Python has some built-in XML parsing libraries. This article introduces the expat library in Python.
Expat supports dynamic parsing of XML. What is dynamic? That is, an XML string does not need to be completely input to expat. Even if it is only a part, expat can also sense the RESPONSE event. Event? For example, if a new element is detected (in essence, expat encounters '<'), or an element is detected to have been processed ('/> '). So -- expat does not necessarily need complete XML to work.
ViewProgram
1 Import XML. parsers. Expat 2 3 Class Exparser (object ): 4 ''' Parse roster XML ''' 5 Def _ Init __ (Self, xml_raw ): 6 ''' Init parser and setup handlers ''' 7 Self. parser = XML. parsers. Expat. parsercreate () 8 9 # Connect handlers 10 Self. parser. startelementhandler = Self. start_element 11 Self. parser. endelementhandler = Self. end_element 12 Self. parser. characterdatahandler = Self. char_data 13 Self. parser. parse (xml_raw) 14 Del (Xml_raw) 15 16 Def Start_element (self, name, attrs ): 17 ''' Start XML Element Handler ''' 18 Print 'Start: '+ name 19 20 Def End_element (self, name ): 21 ''' End XML Element Handler ''' 22 Print 'End: '+ name 23 24 Def Char_data (self, data ): 25 ''' Char XML Element Handler ''' 26 Print 'Data is '+ Data
Ah analysis:
An expat parser is defined in the construction of the 7-row exparser.

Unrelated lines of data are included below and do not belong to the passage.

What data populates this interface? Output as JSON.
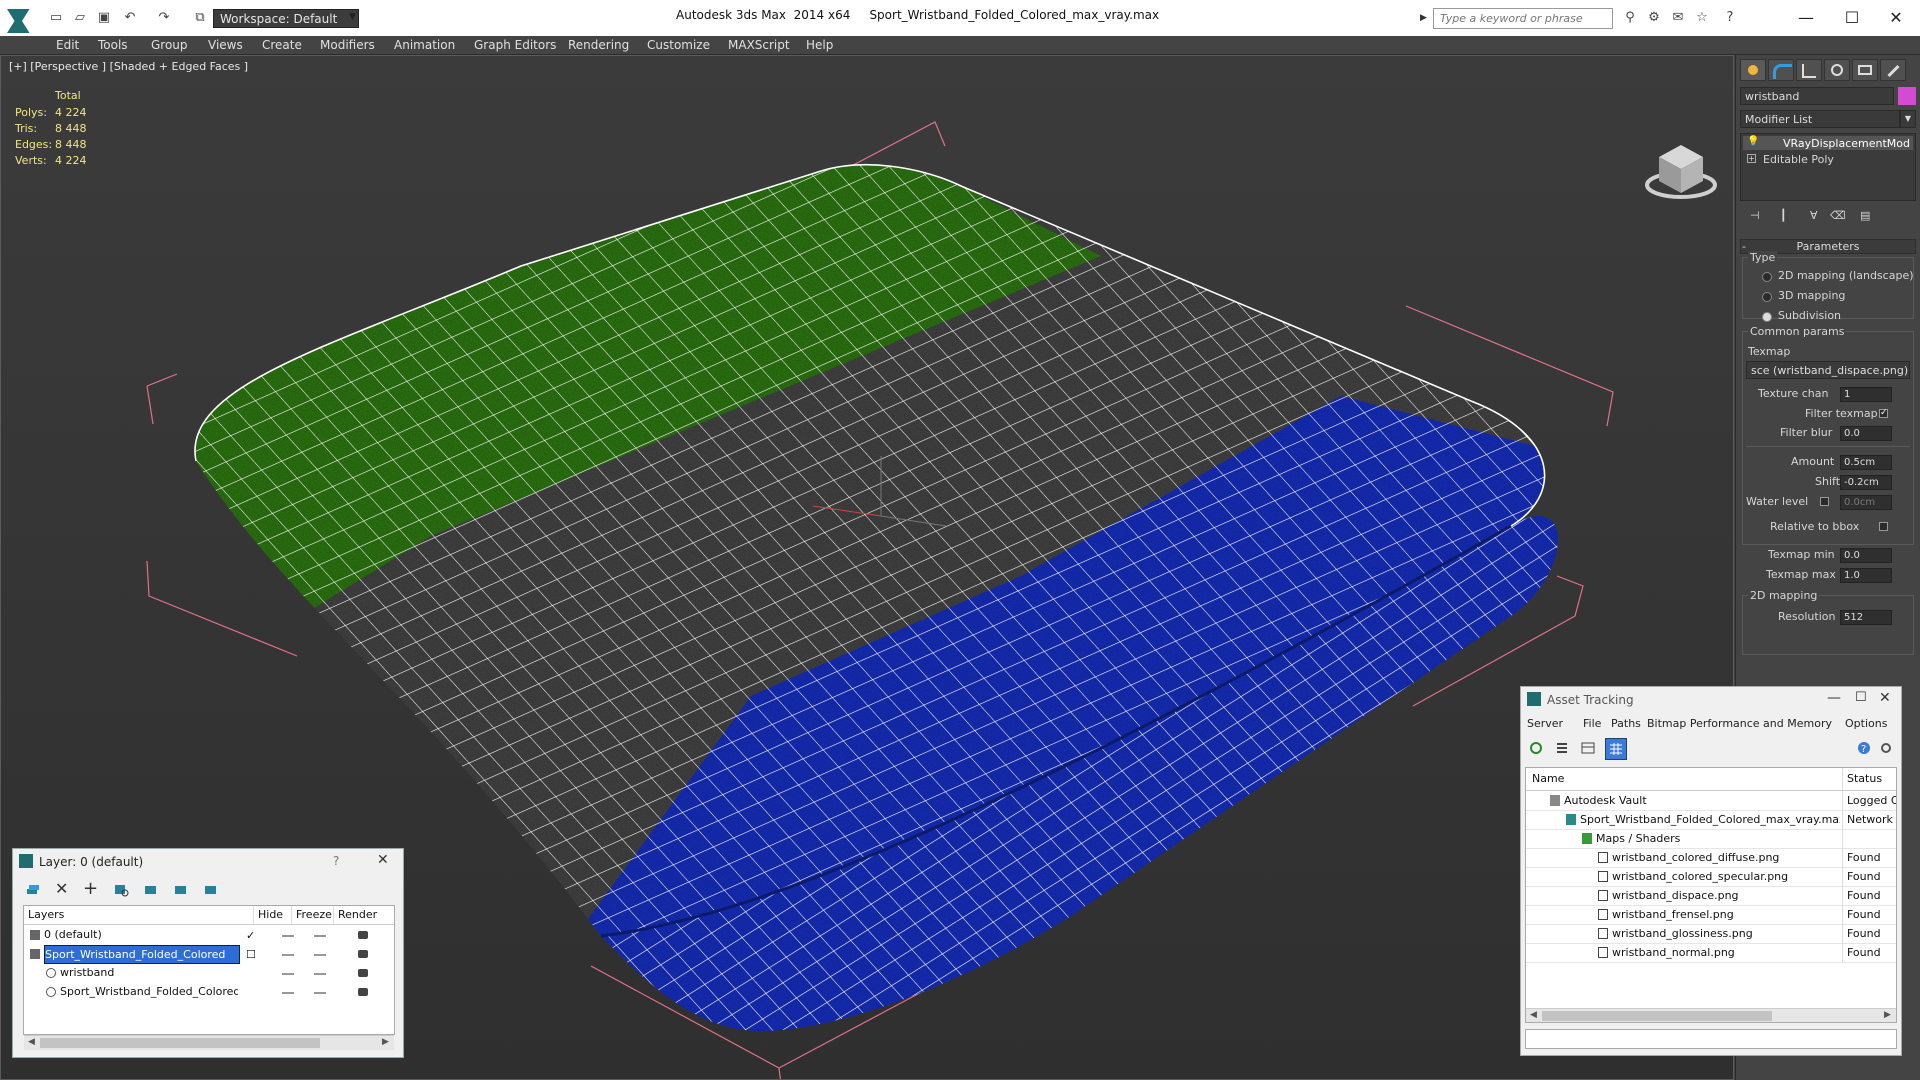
{
  "titlebar": {
    "workspace": "Workspace: Default",
    "app_name": "Autodesk 3ds Max  2014 x64",
    "file_name": "Sport_Wristband_Folded_Colored_max_vray.max",
    "search_placeholder": "Type a keyword or phrase"
  },
  "menu": [
    "Edit",
    "Tools",
    "Group",
    "Views",
    "Create",
    "Modifiers",
    "Animation",
    "Graph Editors",
    "Rendering",
    "Customize",
    "MAXScript",
    "Help"
  ],
  "viewport": {
    "label": "[+] [Perspective ] [Shaded + Edged Faces ]",
    "stats": {
      "header": "Total",
      "rows": [
        {
          "label": "Polys:",
          "value": "4 224"
        },
        {
          "label": "Tris:",
          "value": "8 448"
        },
        {
          "label": "Edges:",
          "value": "8 448"
        },
        {
          "label": "Verts:",
          "value": "4 224"
        }
      ]
    },
    "colors": {
      "green": "#2f7d12",
      "gray": "#474747",
      "blue": "#1730c8",
      "wire": "#ffffff",
      "bbox": "#e0708a"
    }
  },
  "command_panel": {
    "object_name": "wristband",
    "object_color": "#d34ad3",
    "modifier_list_label": "Modifier List",
    "modifier_stack": [
      "VRayDisplacementMod",
      "Editable Poly"
    ],
    "parameters_title": "Parameters",
    "type_label": "Type",
    "type_options": [
      {
        "label": "2D mapping (landscape)",
        "selected": false
      },
      {
        "label": "3D mapping",
        "selected": false
      },
      {
        "label": "Subdivision",
        "selected": true
      }
    ],
    "common_params_label": "Common params",
    "texmap_label": "Texmap",
    "texmap_value": "sce (wristband_dispace.png)",
    "texture_chan_label": "Texture chan",
    "texture_chan_value": "1",
    "filter_texmap_label": "Filter texmap",
    "filter_texmap_checked": true,
    "filter_blur_label": "Filter blur",
    "filter_blur_value": "0.0",
    "amount_label": "Amount",
    "amount_value": "0.5cm",
    "shift_label": "Shift",
    "shift_value": "-0.2cm",
    "water_level_label": "Water level",
    "water_level_value": "0.0cm",
    "relative_bbox_label": "Relative to bbox",
    "texmap_min_label": "Texmap min",
    "texmap_min_value": "0.0",
    "texmap_max_label": "Texmap max",
    "texmap_max_value": "1.0",
    "mapping_2d_label": "2D mapping",
    "resolution_label": "Resolution",
    "resolution_value": "512"
  },
  "layer_window": {
    "title": "Layer: 0 (default)",
    "help": "?",
    "columns": [
      "Layers",
      "Hide",
      "Freeze",
      "Render"
    ],
    "rows": [
      {
        "name": "0 (default)",
        "indent": 0,
        "selected": false
      },
      {
        "name": "Sport_Wristband_Folded_Colored",
        "indent": 0,
        "selected": true
      },
      {
        "name": "wristband",
        "indent": 1,
        "selected": false
      },
      {
        "name": "Sport_Wristband_Folded_Colored",
        "indent": 1,
        "selected": false
      }
    ]
  },
  "asset_window": {
    "title": "Asset Tracking",
    "menu": [
      "Server",
      "File",
      "Paths",
      "Bitmap Performance and Memory",
      "Options"
    ],
    "columns": [
      "Name",
      "Status"
    ],
    "rows": [
      {
        "name": "Autodesk Vault",
        "status": "Logged Ou",
        "indent": 0
      },
      {
        "name": "Sport_Wristband_Folded_Colored_max_vray.max",
        "status": "Network P",
        "indent": 1
      },
      {
        "name": "Maps / Shaders",
        "status": "",
        "indent": 2
      },
      {
        "name": "wristband_colored_diffuse.png",
        "status": "Found",
        "indent": 3
      },
      {
        "name": "wristband_colored_specular.png",
        "status": "Found",
        "indent": 3
      },
      {
        "name": "wristband_dispace.png",
        "status": "Found",
        "indent": 3
      },
      {
        "name": "wristband_frensel.png",
        "status": "Found",
        "indent": 3
      },
      {
        "name": "wristband_glossiness.png",
        "status": "Found",
        "indent": 3
      },
      {
        "name": "wristband_normal.png",
        "status": "Found",
        "indent": 3
      }
    ]
  }
}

Line 10-12 sets the callback function of interest for the parser
Line 13 begins parsing our XML
The next step is to wait for expat resolution. Once the expat parser encounters an XML element, the element ends. When the element value event occurs, the start_element, end_element, and char_data functions will be called separately.
The 16-line parameter name, attrs representing the node name, node attribute (dictionary)
Line 20 parameter name indicates the node name
24-line parameter data indicates node data
After getting these values, you can do anything.
In particular, when we encounter large XML data blocks, we can use expat to dynamically parse this point to parse a large block.